Orang-Utans nutzen in freier Wildbahn zwar Pflanzenmaterial, aber keine Steine als Werkzeuge – im Gegensatz zu Schimpansen, Kapuzineraffen und Langschwanzmakaken. Ganz allgemein gilt aber nach wie vor: „Es gibt jedoch keine Berichte über die Herstellung von Steinwerkzeugen (bei der ein Steinwerkzeug für den späteren Gebrauch hergestellt wird) bei wildlebenden Primaten“ (Motes-Rodrigo et al. 2022). Die wenigen menschlich aufgezogenen (kultivierten) Menschenaffen, die bisher Steinwerkzeuge herstellen und auch zum Schneiden benutzen konnten, hatten für das Herstellen von Steinwerkzeugen intensives menschliches Training erhalten. Motes-Rodrigo et al. (2022) halten es aber für möglich, dass stark menschlich kultivierte Menschenaffen „kognitiv“ nicht „repräsentativ“ für ihre wilden Artgenossen sowie für den postulierten letzten gemeinsamen Vorfahr von Mensch und Schimpanse sein könnten. Daher haben diese Forscher das Steinwerkzeugverhalten bei fünf nicht menschlich kultivierten (d. h. naiven) und mit Steinen ungeübten Orang-Utans aus zwei Zoos untersucht.

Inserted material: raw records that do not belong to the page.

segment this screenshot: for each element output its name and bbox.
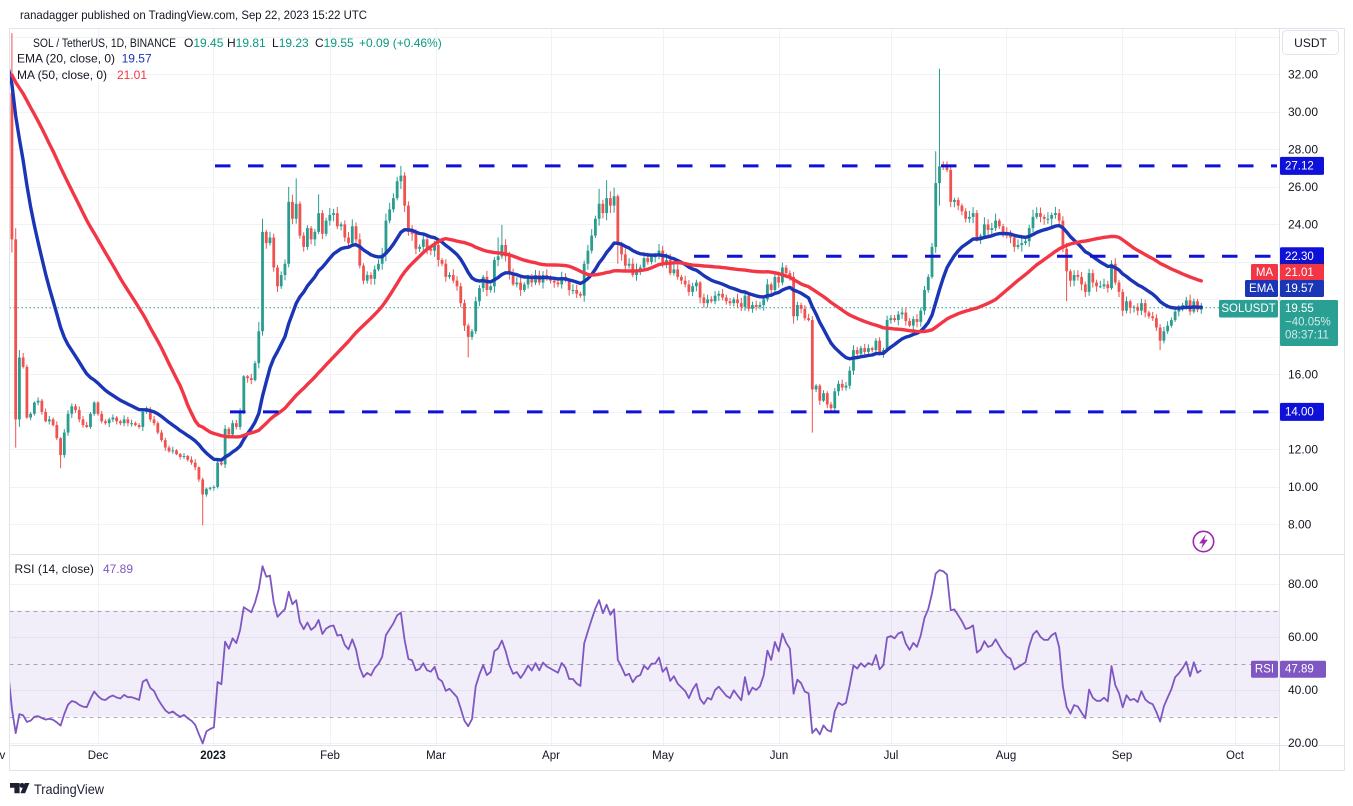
svg-text:Dec: Dec — [88, 750, 109, 762]
svg-text:May: May — [652, 750, 674, 762]
svg-text:47.89: 47.89 — [1285, 664, 1314, 676]
svg-text:MA: MA — [1256, 267, 1274, 279]
svg-text:MA (50, close, 0)21.01: MA (50, close, 0) 21.01 — [17, 68, 147, 82]
svg-text:60.00: 60.00 — [1288, 630, 1318, 644]
svg-text:30.00: 30.00 — [1288, 105, 1318, 119]
svg-text:RSI: RSI — [1255, 664, 1274, 676]
svg-text:EMA (20, close, 0)19.57: EMA (20, close, 0) 19.57 — [17, 52, 152, 66]
svg-text:40.00: 40.00 — [1288, 683, 1318, 697]
svg-text:26.00: 26.00 — [1288, 180, 1318, 194]
svg-text:Aug: Aug — [996, 750, 1016, 762]
svg-text:12.00: 12.00 — [1288, 442, 1318, 456]
svg-text:19.57: 19.57 — [1285, 283, 1314, 295]
svg-text:19.55: 19.55 — [1285, 303, 1314, 315]
svg-text:08:37:11: 08:37:11 — [1285, 330, 1329, 342]
svg-text:EMA: EMA — [1249, 283, 1274, 295]
svg-text:TradingView: TradingView — [34, 781, 105, 797]
svg-text:Apr: Apr — [542, 750, 560, 762]
svg-text:27.12: 27.12 — [1285, 160, 1314, 172]
svg-text:14.00: 14.00 — [1285, 406, 1314, 418]
svg-text:USDT: USDT — [1294, 36, 1327, 50]
svg-text:21.01: 21.01 — [1285, 267, 1314, 279]
svg-text:−40.05%: −40.05% — [1285, 317, 1331, 329]
svg-text:Nov: Nov — [0, 750, 5, 762]
svg-text:Jun: Jun — [770, 750, 789, 762]
svg-text:32.00: 32.00 — [1288, 67, 1318, 81]
svg-text:22.30: 22.30 — [1285, 251, 1314, 263]
svg-text:RSI (14, close)47.89: RSI (14, close) 47.89 — [15, 562, 134, 576]
svg-text:ranadagger published on Tradin: ranadagger published on TradingView.com,… — [20, 8, 367, 22]
svg-text:10.00: 10.00 — [1288, 480, 1318, 494]
svg-text:Oct: Oct — [1226, 750, 1245, 762]
svg-text:8.00: 8.00 — [1288, 518, 1312, 532]
svg-text:Jul: Jul — [884, 750, 899, 762]
svg-text:16.00: 16.00 — [1288, 367, 1318, 381]
svg-text:Feb: Feb — [320, 750, 340, 762]
svg-text:28.00: 28.00 — [1288, 142, 1318, 156]
svg-text:Sep: Sep — [1112, 750, 1132, 762]
svg-text:80.00: 80.00 — [1288, 577, 1318, 591]
svg-text:SOLUSDT: SOLUSDT — [1221, 303, 1275, 315]
svg-text:Mar: Mar — [426, 750, 446, 762]
svg-text:20.00: 20.00 — [1288, 736, 1318, 750]
svg-text:24.00: 24.00 — [1288, 217, 1318, 231]
svg-text:2023: 2023 — [200, 750, 226, 762]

Im Zoo Kristiansand (Norwegen) stattete man zwei Männchen mit Hammer, Steinkern und zwei verschlossenen Boxen mit Nahrung aus (eine Box mit einem Seil und eine mit einer Silikonmembran verschlossen). Anschließend stellte man ihnen auch von Menschen hergestellte Steinsplitter zur Verfügung und lenkte ihre Aufmerksamkeit auf die Steinmaterialien (mittels Tauschbelohnungen für Steinsplitter und mittels auf den Steinkern geklebter Splitter, die sich beim Schlagen lösen sollten). Und tatsächlich öffnete der junge Loui (7 Jahre alt) die Silikonmembran der einen Box, indem er ein einziges Mal einen vom Menschen hergestellten Steinsplitter in den Mund nahm und damit erfolgreich die Silikonmembran durchstieß. Beide Orang-Utans schlugen auch mit den Objekten auf die Wand und den Boden des Geheges. Bei Loui lösten sich dabei einmalig beim Schlagen mit dem Steinkern drei scharfe Steinsplitter, die dieser weder als Werkzeug noch als Tauschobjekt gegen Trauben benutzte. Die Splitter waren zwischen 1,9 g und 0,3 g schwer – der größte hatte eine Schlagplattform und der kleinste einen Schlagpunkt.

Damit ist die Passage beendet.